Network issues in NSX-T might block intra-namespace traffic; verify firewall rules. If you encounter “no such file or directory” for /usr/bin/ssh, wait longer for the installation to complete and retry.
For older TKG versions, the secret format might differ—consult version-specific docs. If using vDS instead of NSX, alternative methods like direct SSH with port forwarding may be needed.
Word count so far: 1,356
Best Practices and Security Considerations
Security is paramount when dealing with SSH access. Always use ephemeral jumpboxes—create them only when needed and delete immediately after. Avoid storing keys externally; rely on Kubernetes secrets.
Implement role-based access control (RBAC) to limit who can deploy such pods. Monitor pod logs and cluster events for unauthorized access attempts. Use multi-factor authentication for vSphere SSO.
For production, consider auditing tools like Falco for runtime security. Regularly rotate SSH keys by redeploying clusters if possible.
In terms of best practices, document your procedures, automate with scripts, and test in non-production environments first. This method scales well for multiple clusters, as you can parameterize the YAML.
Word count so far: 1,468
Real-World Applications and Conclusion
In practice, this technique is invaluable for debugging issues like node not ready states, storage attachments, or network misconfigurations in TKG clusters. For instance, during a recent outage in a financial services firm, admins used a PodVM to SSH and identify a misconfigured etcd, restoring service quickly.

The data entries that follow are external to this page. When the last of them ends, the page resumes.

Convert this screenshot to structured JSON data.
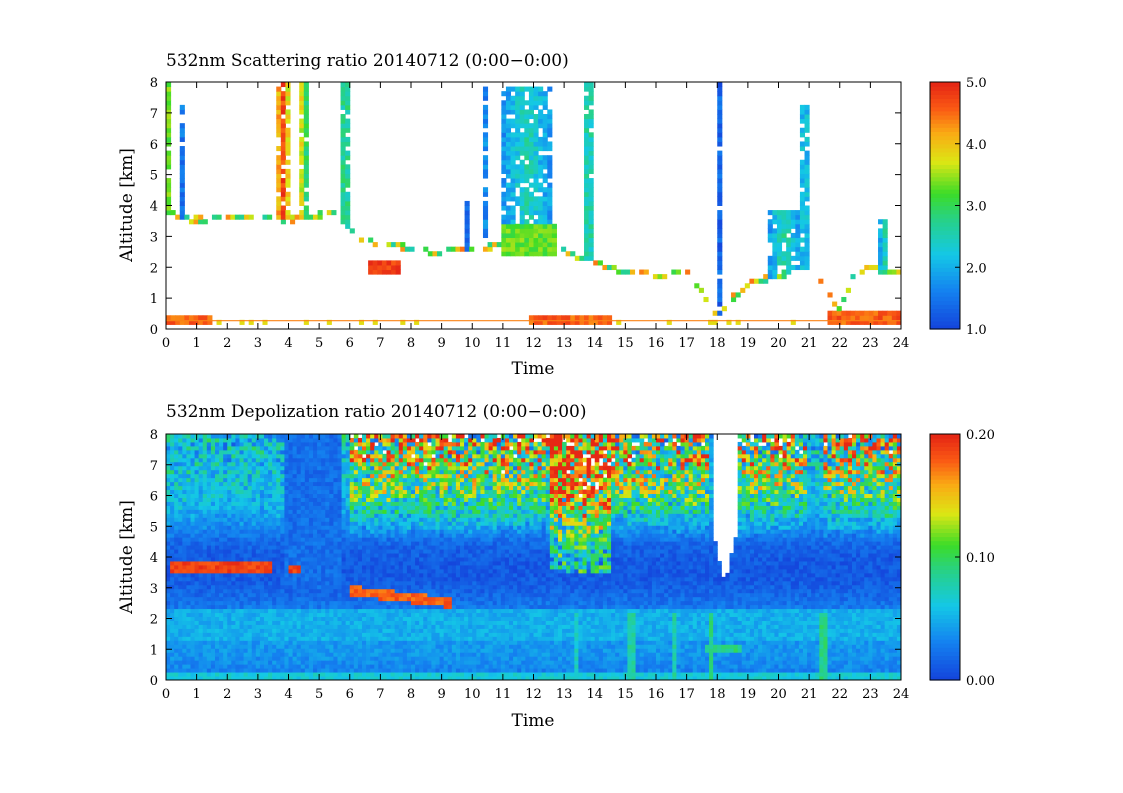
{
  "chart_data": [
    {
      "type": "heatmap",
      "title": "532nm Scattering ratio  20140712 (0:00−0:00)",
      "xlabel": "Time",
      "ylabel": "Altitude [km]",
      "xlim": [
        0,
        24
      ],
      "ylim": [
        0,
        8
      ],
      "x_ticks": [
        "0",
        "1",
        "2",
        "3",
        "4",
        "5",
        "6",
        "7",
        "8",
        "9",
        "10",
        "11",
        "12",
        "13",
        "14",
        "15",
        "16",
        "17",
        "18",
        "19",
        "20",
        "21",
        "22",
        "23",
        "24"
      ],
      "y_ticks": [
        "0",
        "1",
        "2",
        "3",
        "4",
        "5",
        "6",
        "7",
        "8"
      ],
      "colorbar": {
        "range": [
          1.0,
          5.0
        ],
        "ticks": [
          "1.0",
          "2.0",
          "3.0",
          "4.0",
          "5.0"
        ]
      },
      "features": {
        "cloud_base_km": [
          [
            0,
            3.8
          ],
          [
            0.5,
            3.6
          ],
          [
            1,
            3.55
          ],
          [
            2,
            3.6
          ],
          [
            3,
            3.65
          ],
          [
            3.5,
            3.6
          ],
          [
            4,
            3.55
          ],
          [
            4.5,
            3.6
          ],
          [
            5,
            3.7
          ],
          [
            5.5,
            3.8
          ],
          [
            6,
            3.2
          ],
          [
            6.5,
            2.9
          ],
          [
            7,
            2.75
          ],
          [
            7.5,
            2.7
          ],
          [
            8,
            2.6
          ],
          [
            8.5,
            2.5
          ],
          [
            9,
            2.5
          ],
          [
            9.5,
            2.55
          ],
          [
            10,
            2.6
          ],
          [
            10.5,
            2.65
          ],
          [
            11,
            2.7
          ],
          [
            11.5,
            2.75
          ],
          [
            12,
            2.8
          ],
          [
            12.5,
            2.6
          ],
          [
            13,
            2.5
          ],
          [
            13.5,
            2.3
          ],
          [
            14,
            2.2
          ],
          [
            14.5,
            2.0
          ],
          [
            15,
            1.8
          ],
          [
            15.5,
            1.9
          ],
          [
            16,
            1.7
          ],
          [
            16.5,
            1.8
          ],
          [
            17,
            1.9
          ],
          [
            17.5,
            1.2
          ],
          [
            18,
            0.4
          ],
          [
            18.5,
            1.0
          ],
          [
            19,
            1.5
          ],
          [
            19.5,
            1.6
          ],
          [
            20,
            1.7
          ],
          [
            20.5,
            1.9
          ],
          [
            21,
            2.0
          ],
          [
            21.5,
            1.4
          ],
          [
            22,
            0.6
          ],
          [
            22.5,
            1.8
          ],
          [
            23,
            2.0
          ],
          [
            23.5,
            1.9
          ],
          [
            24,
            1.8
          ]
        ],
        "columns": [
          {
            "t0": 0.0,
            "t1": 0.2,
            "top": 8.0,
            "level": 3.3
          },
          {
            "t0": 0.45,
            "t1": 0.55,
            "top": 7.2,
            "level": 1.6
          },
          {
            "t0": 3.55,
            "t1": 4.05,
            "top": 8.0,
            "level": 4.5
          },
          {
            "t0": 4.3,
            "t1": 4.6,
            "top": 8.0,
            "level": 3.6
          },
          {
            "t0": 5.75,
            "t1": 5.95,
            "top": 8.0,
            "level": 3.2
          },
          {
            "t0": 9.7,
            "t1": 9.85,
            "top": 4.2,
            "level": 1.5
          },
          {
            "t0": 10.35,
            "t1": 10.5,
            "top": 8.0,
            "level": 1.5
          },
          {
            "t0": 11.0,
            "t1": 12.6,
            "top": 7.9,
            "level": 2.3
          },
          {
            "t0": 13.6,
            "t1": 14.0,
            "top": 8.0,
            "level": 2.6
          },
          {
            "t0": 18.05,
            "t1": 18.15,
            "top": 8.0,
            "level": 1.4
          },
          {
            "t0": 19.7,
            "t1": 20.7,
            "top": 3.8,
            "level": 2.4
          },
          {
            "t0": 20.7,
            "t1": 21.0,
            "top": 7.2,
            "level": 2.3
          },
          {
            "t0": 23.3,
            "t1": 23.6,
            "top": 3.6,
            "level": 2.4
          }
        ],
        "layers": [
          {
            "t0": 6.6,
            "t1": 7.7,
            "bottom": 1.8,
            "top": 2.1,
            "level": 4.8
          },
          {
            "t0": 0.0,
            "t1": 24.0,
            "bottom": 0.25,
            "top": 0.3,
            "level": 4.5
          },
          {
            "t0": 0.0,
            "t1": 1.5,
            "bottom": 0.25,
            "top": 0.4,
            "level": 4.6
          },
          {
            "t0": 11.8,
            "t1": 14.6,
            "bottom": 0.25,
            "top": 0.4,
            "level": 4.6
          },
          {
            "t0": 21.6,
            "t1": 24.0,
            "bottom": 0.25,
            "top": 0.5,
            "level": 4.6
          },
          {
            "t0": 11.0,
            "t1": 12.8,
            "bottom": 2.5,
            "top": 3.3,
            "level": 3.3
          }
        ]
      }
    },
    {
      "type": "heatmap",
      "title": "532nm Depolization ratio  20140712 (0:00−0:00)",
      "xlabel": "Time",
      "ylabel": "Altitude [km]",
      "xlim": [
        0,
        24
      ],
      "ylim": [
        0,
        8
      ],
      "x_ticks": [
        "0",
        "1",
        "2",
        "3",
        "4",
        "5",
        "6",
        "7",
        "8",
        "9",
        "10",
        "11",
        "12",
        "13",
        "14",
        "15",
        "16",
        "17",
        "18",
        "19",
        "20",
        "21",
        "22",
        "23",
        "24"
      ],
      "y_ticks": [
        "0",
        "1",
        "2",
        "3",
        "4",
        "5",
        "6",
        "7",
        "8"
      ],
      "colorbar": {
        "range": [
          0.0,
          0.2
        ],
        "ticks": [
          "0.00",
          "0.10",
          "0.20"
        ]
      },
      "features": {
        "high_depol_layers": [
          {
            "t0": 0.2,
            "t1": 3.5,
            "alt": 3.7,
            "level": 0.19
          },
          {
            "t0": 6.0,
            "t1": 9.3,
            "alt": 2.8,
            "level": 0.18
          },
          {
            "t0": 4.0,
            "t1": 4.4,
            "alt": 3.6,
            "level": 0.19
          },
          {
            "t0": 17.6,
            "t1": 18.8,
            "alt": 1.0,
            "level": 0.09
          }
        ],
        "gap": {
          "t0": 17.9,
          "t1": 18.6,
          "bottom": 3.2,
          "top": 8.0
        },
        "vertical_streaks": [
          {
            "t": 13.4,
            "level": 0.07
          },
          {
            "t": 15.2,
            "level": 0.08
          },
          {
            "t": 16.6,
            "level": 0.08
          },
          {
            "t": 21.5,
            "level": 0.09
          },
          {
            "t": 17.8,
            "level": 0.09
          }
        ]
      }
    }
  ]
}
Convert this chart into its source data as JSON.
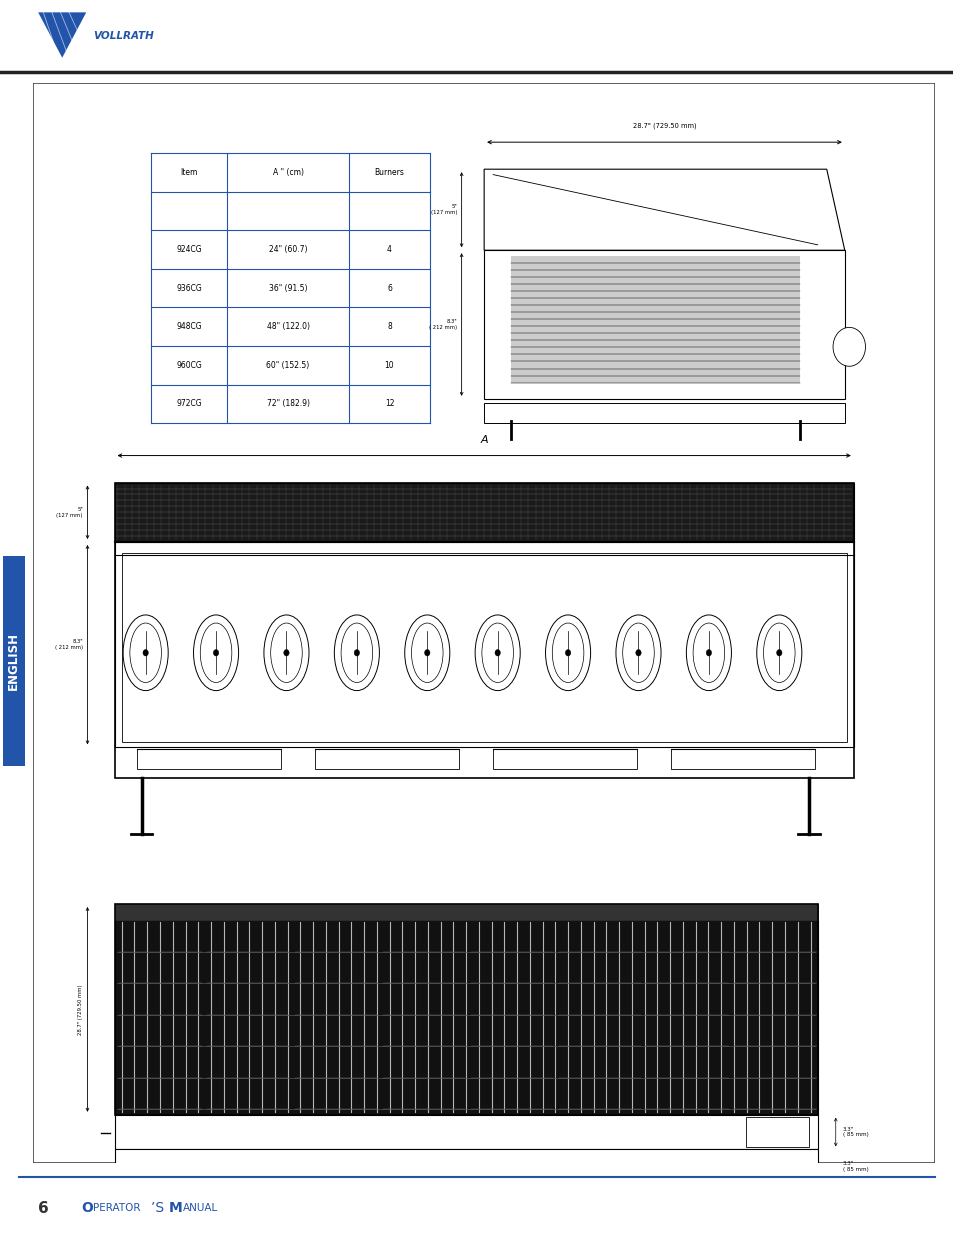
{
  "page_number": "6",
  "footer_text": "Operator’s Manual",
  "header_line_color": "#333333",
  "footer_line_color": "#2255aa",
  "logo_text": "VOLLRATH",
  "logo_color": "#2255aa",
  "main_border_color": "#555555",
  "english_tab_color": "#2255aa",
  "english_tab_text": "ENGLISH",
  "table_border_color": "#2255aa",
  "table_headers": [
    "Item",
    "A \" (cm)",
    "Burners"
  ],
  "table_rows": [
    [
      "924CG",
      "24\" (60.7)",
      "4"
    ],
    [
      "936CG",
      "36\" (91.5)",
      "6"
    ],
    [
      "948CG",
      "48\" (122.0)",
      "8"
    ],
    [
      "960CG",
      "60\" (152.5)",
      "10"
    ],
    [
      "972CG",
      "72\" (182.9)",
      "12"
    ]
  ],
  "dim_top_width": "28.7\" (729.50 mm)",
  "dim_depth": "28.7\" (729.50 mm)",
  "dim_83": "8.3\"\n( 212 mm)",
  "dim_5": "5\"\n(127 mm)",
  "dim_front_label": "A",
  "dim_33_top": "3.3\"\n( 85 mm)",
  "dim_33_bot": "3.3\"\n( 85 mm)"
}
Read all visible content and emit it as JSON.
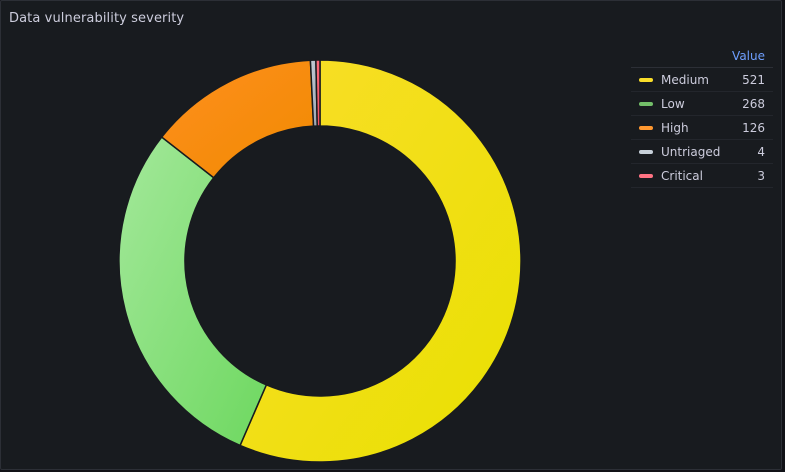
{
  "panel": {
    "title": "Data vulnerability severity"
  },
  "legend": {
    "value_header": "Value"
  },
  "chart_data": {
    "type": "pie",
    "donut": true,
    "legend_placement": "right",
    "slices": [
      {
        "label": "Medium",
        "value": 521,
        "color": "#fade2a",
        "gradient": [
          "#fade2a",
          "#e8e000"
        ]
      },
      {
        "label": "Low",
        "value": 268,
        "color": "#73bf69",
        "gradient": [
          "#a3e89a",
          "#6ed860"
        ]
      },
      {
        "label": "High",
        "value": 126,
        "color": "#ff9830",
        "gradient": [
          "#ff8f1f",
          "#f08a00"
        ]
      },
      {
        "label": "Untriaged",
        "value": 4,
        "color": "#c7d0d9",
        "gradient": [
          "#c7d0d9",
          "#9aa4b0"
        ]
      },
      {
        "label": "Critical",
        "value": 3,
        "color": "#ff7383",
        "gradient": [
          "#ff7383",
          "#f2495c"
        ]
      }
    ]
  }
}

In conclusion, SSH access to TKG cluster nodes via a PodVM exemplifies the power of integrating Kubernetes with virtualization. It provides secure, efficient access without compromising isolation. As cloud-native adoption grows, mastering such hybrid techniques will be key to operational excellence. With the steps outlined here, you’re equipped to handle advanced TKG management tasks effectively.